The brain also has to clear away debris and protein abnormalities that, in large enough amounts, can be toxic and lead to the tangles and plaques linked to Alzheimer’s disease. “If your circulatory and lymphatic systems are working, they’ll do a better job of cleaning out the bad stuff,” Haaga said.

Most cases of dementia occur sporadically, in older people with multiple genetic risk factors.

“I think the fundamental message needs to be that, (most people) don’t know what your genetic risk of dementia is, and, even if you did, there is very little you can do about it,” Llewellyn said.

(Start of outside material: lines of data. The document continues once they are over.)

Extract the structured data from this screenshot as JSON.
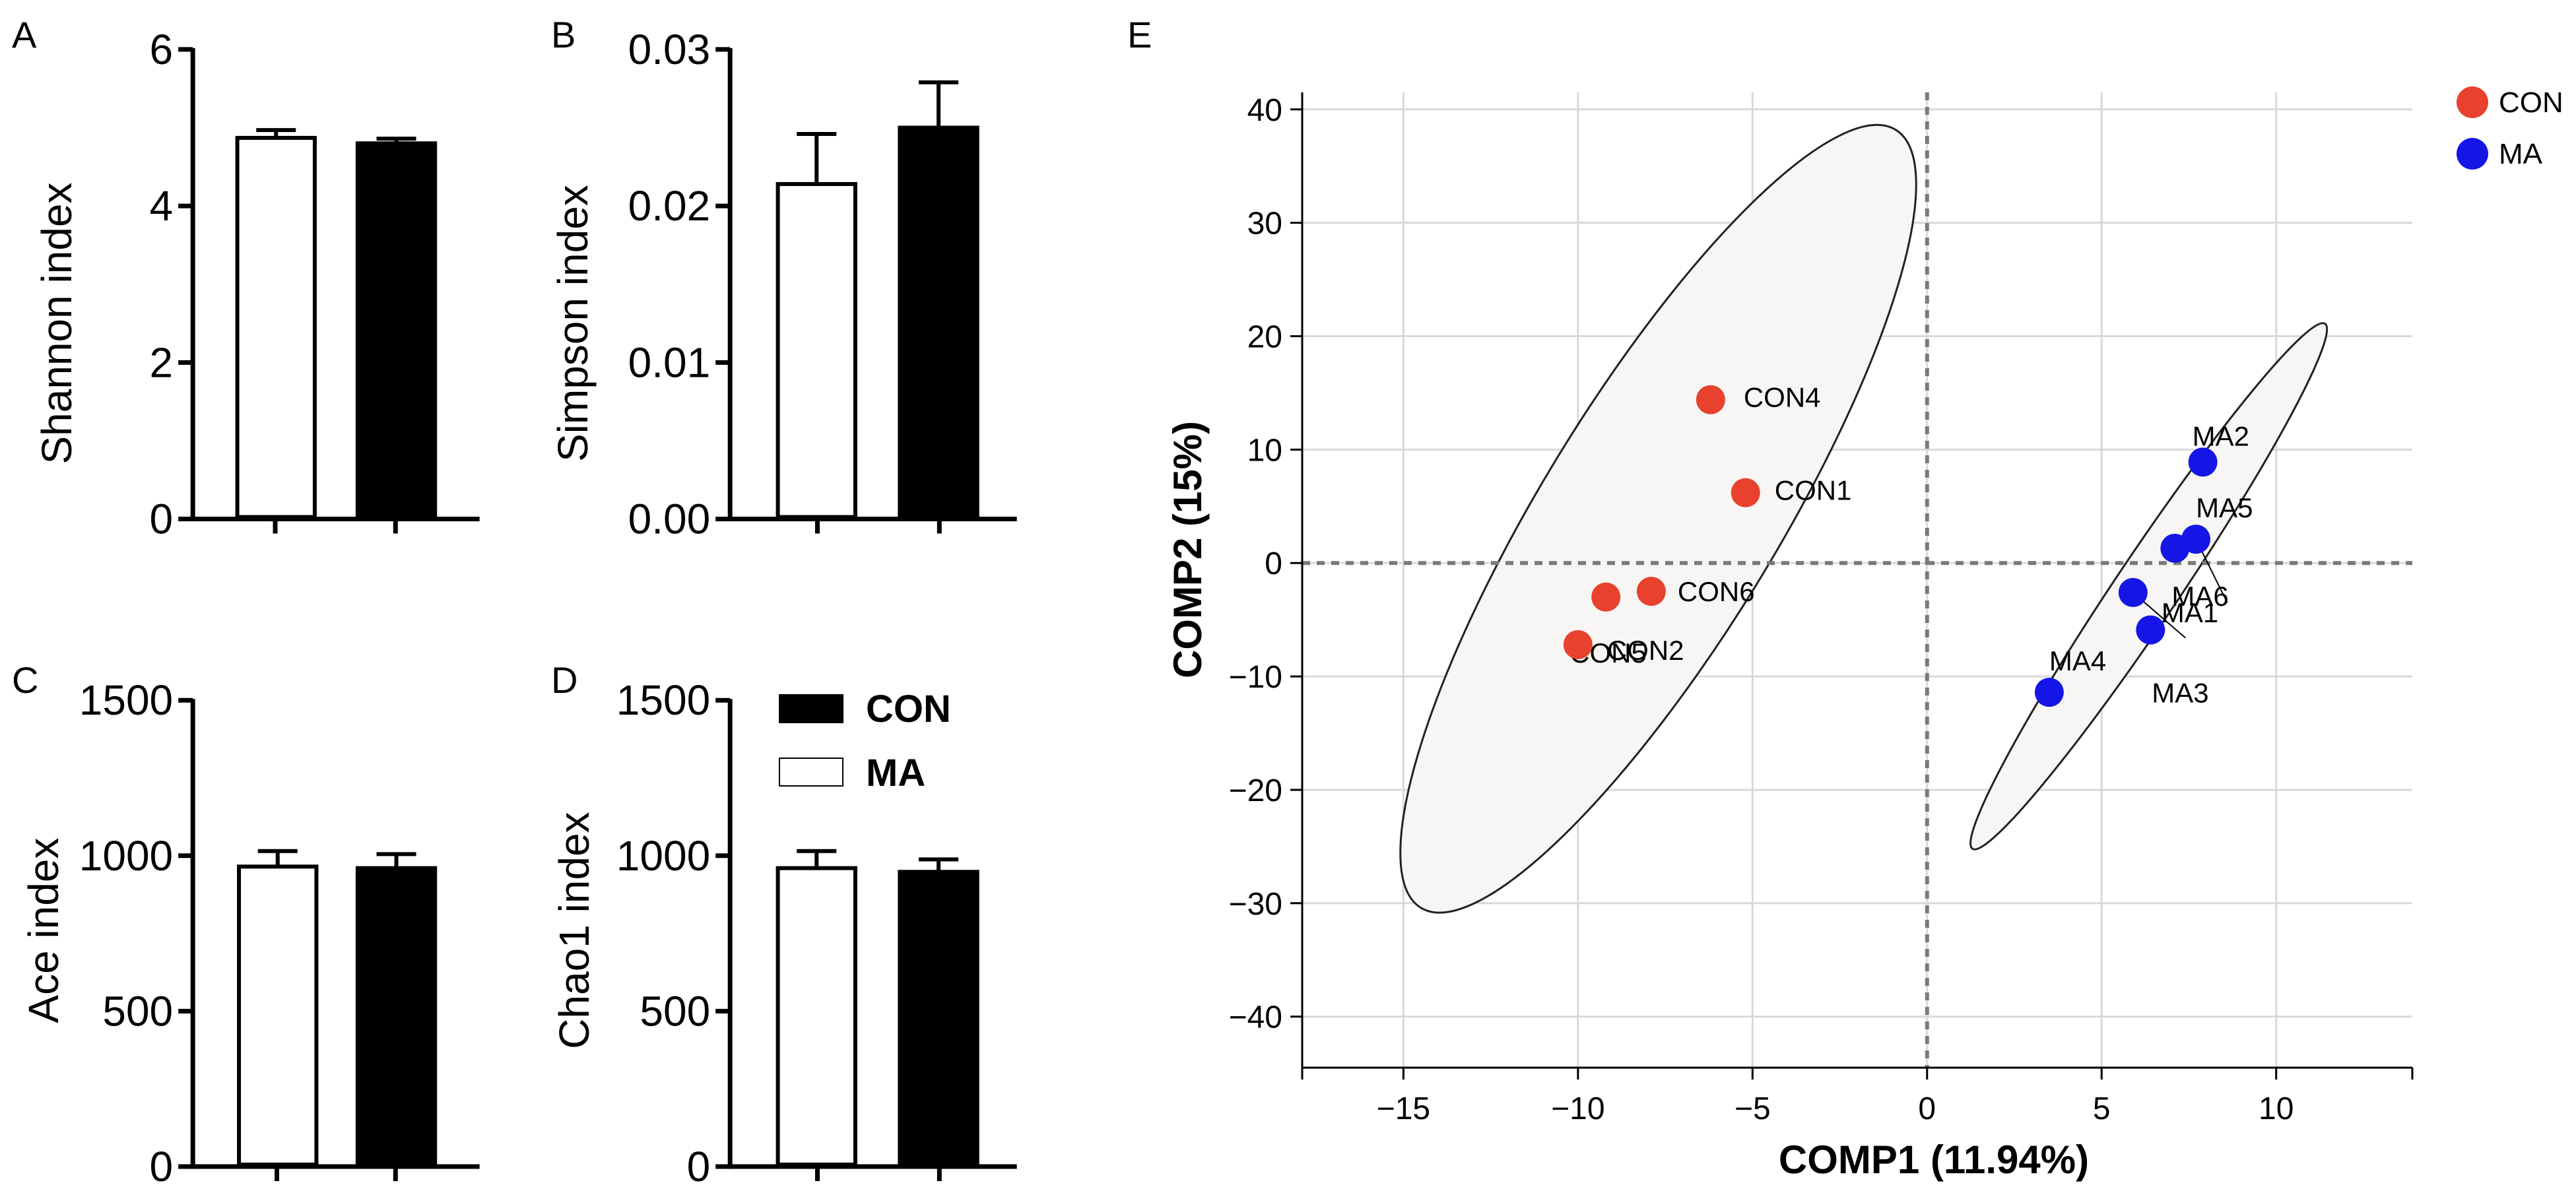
{
  "colors": {
    "con_bar": "#000000",
    "ma_bar": "#ffffff",
    "con_point": "#e8412d",
    "ma_point": "#1515e6",
    "ellipse_fill": "#f7f6f4",
    "grid": "#d9d9d9"
  },
  "chart_data": [
    {
      "id": "A",
      "type": "bar",
      "panel_label": "A",
      "ylabel": "Shannon index",
      "ylim": [
        0,
        6
      ],
      "yticks": [
        0,
        2,
        4,
        6
      ],
      "ytick_labels": [
        "0",
        "2",
        "4",
        "6"
      ],
      "categories": [
        "MA",
        "CON"
      ],
      "values": [
        4.87,
        4.8
      ],
      "errors": [
        0.1,
        0.06
      ]
    },
    {
      "id": "B",
      "type": "bar",
      "panel_label": "B",
      "ylabel": "Simpson index",
      "ylim": [
        0,
        0.03
      ],
      "yticks": [
        0,
        0.01,
        0.02,
        0.03
      ],
      "ytick_labels": [
        "0.00",
        "0.01",
        "0.02",
        "0.03"
      ],
      "categories": [
        "MA",
        "CON"
      ],
      "values": [
        0.0214,
        0.025
      ],
      "errors": [
        0.0032,
        0.0029
      ]
    },
    {
      "id": "C",
      "type": "bar",
      "panel_label": "C",
      "ylabel": "Ace index",
      "ylim": [
        0,
        1500
      ],
      "yticks": [
        0,
        500,
        1000,
        1500
      ],
      "ytick_labels": [
        "0",
        "500",
        "1000",
        "1500"
      ],
      "categories": [
        "MA",
        "CON"
      ],
      "values": [
        965,
        960
      ],
      "errors": [
        50,
        45
      ]
    },
    {
      "id": "D",
      "type": "bar",
      "panel_label": "D",
      "ylabel": "Chao1 index",
      "ylim": [
        0,
        1500
      ],
      "yticks": [
        0,
        500,
        1000,
        1500
      ],
      "ytick_labels": [
        "0",
        "500",
        "1000",
        "1500"
      ],
      "categories": [
        "MA",
        "CON"
      ],
      "values": [
        960,
        948
      ],
      "errors": [
        55,
        40
      ],
      "legend": [
        {
          "label": "CON",
          "color": "#000000"
        },
        {
          "label": "MA",
          "color": "#ffffff"
        }
      ]
    },
    {
      "id": "E",
      "type": "scatter",
      "panel_label": "E",
      "xlabel": "COMP1 (11.94%)",
      "ylabel": "COMP2 (15%)",
      "xlim": [
        -17.9,
        13.9
      ],
      "ylim": [
        -44.5,
        41.5
      ],
      "xticks": [
        -15,
        -10,
        -5,
        0,
        5,
        10
      ],
      "xtick_labels": [
        "−15",
        "−10",
        "−5",
        "0",
        "5",
        "10"
      ],
      "yticks": [
        -40,
        -30,
        -20,
        -10,
        0,
        10,
        20,
        30,
        40
      ],
      "ytick_labels": [
        "−40",
        "−30",
        "−20",
        "−10",
        "0",
        "10",
        "20",
        "30",
        "40"
      ],
      "grid": true,
      "series": [
        {
          "name": "CON",
          "color": "#e8412d",
          "points": [
            {
              "label": "CON4",
              "x": -6.2,
              "y": 14.4
            },
            {
              "label": "CON1",
              "x": -5.2,
              "y": 6.2
            },
            {
              "label": "CON6",
              "x": -7.9,
              "y": -2.5
            },
            {
              "label": "CON5",
              "x": -9.2,
              "y": -3.0
            },
            {
              "label": "CON2",
              "x": -10.0,
              "y": -7.2
            }
          ],
          "ellipse": {
            "cx": -7.7,
            "cy": 3.9,
            "x1": -14.5,
            "y1": -30.4,
            "x2": -0.9,
            "y2": 38.2,
            "minor_x": -10.75,
            "minor_y": 8.4
          }
        },
        {
          "name": "MA",
          "color": "#1515e6",
          "points": [
            {
              "label": "MA2",
              "x": 7.9,
              "y": 8.9
            },
            {
              "label": "MA5",
              "x": 7.7,
              "y": 2.1
            },
            {
              "label": "MA6",
              "x": 7.1,
              "y": 1.3
            },
            {
              "label": "MA1",
              "x": 5.9,
              "y": -2.6
            },
            {
              "label": "MA3",
              "x": 6.4,
              "y": -5.9
            },
            {
              "label": "MA4",
              "x": 3.5,
              "y": -11.4
            }
          ],
          "ellipse": {
            "cx": 6.35,
            "cy": -2.05,
            "x1": 1.3,
            "y1": -25.2,
            "x2": 11.4,
            "y2": 21.1,
            "minor_x": 5.45,
            "minor_y": -1.6
          }
        }
      ],
      "legend": [
        {
          "label": "CON",
          "color": "#e8412d"
        },
        {
          "label": "MA",
          "color": "#1515e6"
        }
      ]
    }
  ]
}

“But we need to be encouraged — if you live a healthy life you may be able to reduce your risk of dementia, whatever your genetic risk.”

More than 419,000 Canadians aged 65 and older are diagnosed with dementia, two-thirds of them women. It is the only major cause of death in Western countries without an effective treatment, despite billions spent trying to find one.

The study, published in this week’s issue of  JAMA, the Journal of the American Medical Association, has several caveats. It doesn’t prove cause and effect, lifestyle factors were self-reported, people were followed up for a median of eight years only and some cases of dementia aren’t recorded in medical records or death registries.

However, while the number of people at risk of dementia, because of age, is growing rapidly as the population ages, a person’s individual odds of getting dementia have been going down, at least for the last two decades, Haaga said. There are a number of theories as to why, “but big ones are that we’re doing a better job of controlling cardiovascular risks, people have given up smoking and people are better educated at older ages than they used to be.”

Meaning, “There is some evidence that positive lifestyle has already been at work to help reduce the risk,”  he said.